Before joining The New Yorker, Mayer was for twelve years a reporter at the Wall Street Journal. In 1984, she became the Journal’s first female White House correspondent. She was also a war correspondent and a foreign correspondent for the paper. Among other stories, she covered the bombing of the American barracks in Beirut, the Persian Gulf War, the fall of the Berlin Wall, and the final days of Communism in the Soviet Union. Mayer is a winner of the 2012 George Polk Award, and the 2011 Robin Toner Prize for political reporting, She also won the James Aronson Award for Social Justice Journalism in 2010, the John Chancellor Award for Excellence in Journalism in 2009, the Edward Weintal Prize from Georgetown University in 2009, the Ridenhour Book Prize in 2009, the Robert F. Kennedy Book Prize in 2009, the and Harvard University’s Goldsmith Book Prize in 2009, and the Helen Bernstein Award from New York Public Library in 2009. In 2008 she was the recipient of a Guggenheim Foundation Fellowship. She has twice been a finalist for the National Book Award, and for the National Book Critics Circle Award.
Mayer is the author of the best-selling 2008 book “The Dark Side: The Inside Story of How the War on Terror Turned Into a War on American Ideals,” which was chosen by the New York Times as one of the ten best books of the year, and as well as by The Economist, Salon, Slate, and Bloomberg as one of the best books of the year. She is also the co-author of two other best-selling books: “Strange Justice,” written with Jill Abramson and published in 1994, was a finalist for the 1994 National Book Award for nonfiction; her first book, “Landslide: The Unmaking of the President, 1984-1988,” co-authored by Doyle McManus, is an acclaimed account of the Reagan White House’s involvement in the Iran-Contra affair.
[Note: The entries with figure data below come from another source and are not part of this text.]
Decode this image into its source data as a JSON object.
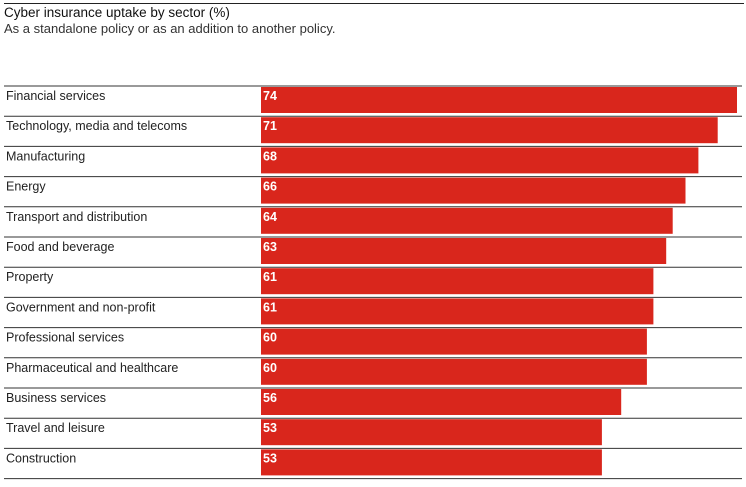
{
  "chart_data": {
    "type": "bar",
    "orientation": "horizontal",
    "title": "Cyber insurance uptake by sector (%)",
    "subtitle": "As a standalone policy or as an addition to another policy.",
    "categories": [
      "Financial services",
      "Technology, media and telecoms",
      "Manufacturing",
      "Energy",
      "Transport and distribution",
      "Food and beverage",
      "Property",
      "Government and non-profit",
      "Professional services",
      "Pharmaceutical and healthcare",
      "Business services",
      "Travel and leisure",
      "Construction"
    ],
    "values": [
      74,
      71,
      68,
      66,
      64,
      63,
      61,
      61,
      60,
      60,
      56,
      53,
      53
    ],
    "xlim": [
      0,
      74
    ],
    "grid": false,
    "data_labels": true,
    "bar_color": "#d9261c",
    "label_color": "#ffffff"
  }
}
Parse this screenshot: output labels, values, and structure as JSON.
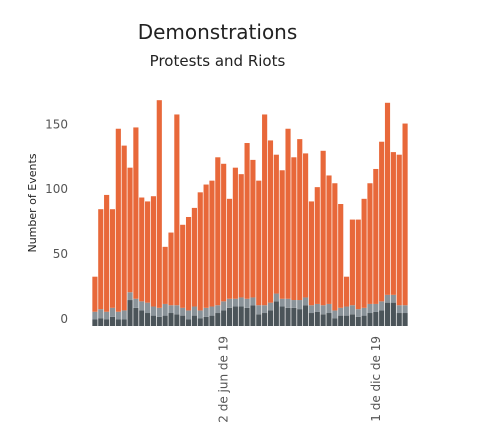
{
  "chart_data": {
    "type": "bar",
    "stacked": true,
    "title": "Demonstrations",
    "subtitle": "Protests and Riots",
    "xlabel": "",
    "ylabel": "Number of Events",
    "ylim": [
      0,
      178
    ],
    "yticks": [
      0,
      50,
      100,
      150
    ],
    "grid": false,
    "x_tick_labels": [
      {
        "label": "2 de jun de 19",
        "bar_index": 22
      },
      {
        "label": "1 de dic de 19",
        "bar_index": 48
      }
    ],
    "colors": {
      "protests_top": "#e8683a",
      "riots_low": "#8a9399",
      "riots_dark": "#4b5459"
    },
    "series": [
      {
        "values": [
          5,
          6,
          5,
          7,
          5,
          5,
          20,
          14,
          12,
          10,
          8,
          7,
          8,
          10,
          9,
          8,
          5,
          8,
          6,
          7,
          8,
          10,
          12,
          14,
          15,
          15,
          14,
          16,
          9,
          10,
          12,
          19,
          15,
          14,
          14,
          13,
          16,
          10,
          11,
          9,
          10,
          6,
          8,
          8,
          9,
          7,
          8,
          10,
          11,
          12,
          18,
          18,
          10,
          10
        ]
      },
      {
        "values": [
          6,
          7,
          6,
          7,
          6,
          7,
          6,
          7,
          7,
          8,
          7,
          7,
          9,
          6,
          7,
          6,
          7,
          7,
          6,
          7,
          7,
          6,
          7,
          7,
          6,
          7,
          7,
          6,
          7,
          6,
          6,
          6,
          6,
          7,
          6,
          7,
          6,
          6,
          6,
          7,
          7,
          6,
          6,
          7,
          7,
          6,
          6,
          7,
          6,
          7,
          6,
          6,
          6,
          6
        ]
      },
      {
        "values": [
          27,
          77,
          90,
          76,
          141,
          127,
          96,
          132,
          80,
          78,
          85,
          160,
          44,
          56,
          147,
          64,
          72,
          76,
          91,
          95,
          97,
          114,
          106,
          77,
          101,
          95,
          120,
          106,
          96,
          147,
          125,
          107,
          99,
          131,
          110,
          124,
          111,
          80,
          90,
          119,
          99,
          98,
          80,
          23,
          66,
          69,
          84,
          93,
          104,
          123,
          148,
          110,
          116,
          140
        ]
      }
    ]
  }
}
Before joining the Journal, Mayer worked as a metropolitan reporter for the Washington Star. She began her career in journalism as a stringer for Time while still a student in college. She has also written for a number of other publications, including the Washington Post, the Los Angeles Times, and The New York Review of Books.
Mayer, who was born in New York, graduated with honors from Yale and continued her studies in history at Oxford. She lives in Washington with her husband and daughter.